Monday, February 17, 2020

Days of Gold by Jude Deveraux (2009)

I have now gotten hooked on Deveraux's Edilean series and chronologically, this is the first one. It really does set the scene for all the other books as the current day characters mostly come from these Scottish and English ancestors. I learned in the previous books that the town was named after the wife of the founder, so we get to meet Edilean and Angus.

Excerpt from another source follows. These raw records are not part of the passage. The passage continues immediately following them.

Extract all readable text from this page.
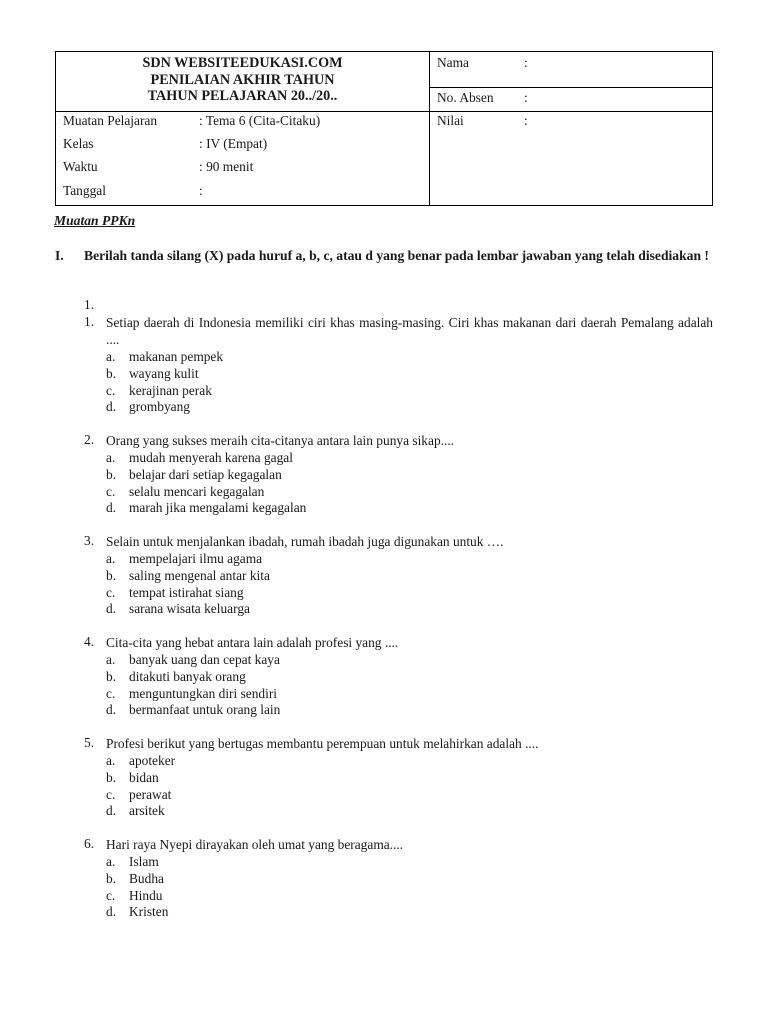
SDN WEBSITEEDUKASI.COM
PENILAIAN AKHIR TAHUN
TAHUN PELAJARAN 20../20..
Nama	:
No. Absen :
Muatan Pelajaran	: Tema 6 (Cita-Citaku)
Kelas	: IV (Empat)
Waktu	: 90 menit
Tanggal	:
Nilai	:
Muatan PPKn
I. Berilah tanda silang (X) pada huruf a, b, c, atau d yang benar pada lembar jawaban yang telah disediakan !
1.
1. Setiap daerah di Indonesia memiliki ciri khas masing-masing. Ciri khas makanan dari daerah Pemalang adalah ....
a. makanan pempek
b. wayang kulit
c. kerajinan perak
d. grombyang
2. Orang yang sukses meraih cita-citanya antara lain punya sikap....
a. mudah menyerah karena gagal
b. belajar dari setiap kegagalan
c. selalu mencari kegagalan
d. marah jika mengalami kegagalan
3. Selain untuk menjalankan ibadah, rumah ibadah juga digunakan untuk ….
a. mempelajari ilmu agama
b. saling mengenal antar kita
c. tempat istirahat siang
d. sarana wisata keluarga
4. Cita-cita yang hebat antara lain adalah profesi yang ....
a. banyak uang dan cepat kaya
b. ditakuti banyak orang
c. menguntungkan diri sendiri
d. bermanfaat untuk orang lain
5. Profesi berikut yang bertugas membantu perempuan untuk melahirkan adalah ....
a. apoteker
b. bidan
c. perawat
d. arsitek
6. Hari raya Nyepi dirayakan oleh umat yang beragama....
a. Islam
b. Budha
c. Hindu
d. Kristen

We start in Scotland around 1770. Angus McTern is trying to hold his clan together, after his father lost the castle (more like just a tower) and the lands in a card game to a nasty Englishman. The Englishman realizes Angus works hard and maintains the place, so he leaves him alone. Angus is too busy to have a personal life until the Englishman's niece Edilean shows up and he is struck dumb. He avoids her, but then finds out that she is to be married off to one of her uncle's buddies, and he will get all the gold she has inherited from her father. Then we start the wild ride of Angus helping her out inadvertently, though she loves James, but James is just using her, and one way or another, Angus and Edilean end up on a ship to America, though Angus is now wanted for kidnapping. You know the story - they try to stay away from each other, but fall in love.

They land in Boston, she sets up house with James' sister Harriet. Through misunderstandings and Angus not wanting to ruin her life, they mostly do their own thing in the New World. Angus works an an inn for while, later with the army and learns the ways of the woods and natives. He dreams of getting land outside Williamsburg, VA and building a town with Edilean. She in frustration wants to prove she is not a helpless and useless woman, starts a company Bond Girls, where she buys farms of widows and provides them with help. She gets the bonds of women brought over from England for various crimes, usually out of desperation - and gives them jobs working on the farms and producing high quality fruits and vegetables.

I always like historic context. I guess I have seen some of the desolate castles of Scotland in films, and have read some novels set in current day Scotland, but this helps round out the picture in my mind. This book shows a few other routes that immigrants to America have taken. I somehow did not realize criminals were exiled here. Just started reading a bio of Hamilton and in the first few paragraphs learned that the Caribbean was another place to send criminals. Maybe a topic to research - cheaper to exile than keep in prisons? And many made a good life - or at least their children did. Again, early America - Boston (that I've learned about from the Jackie Faber series) and Virginia.

My other joy is learning about a rich set of characters. I will have to go back to the book and pull out the names I know appear in other books.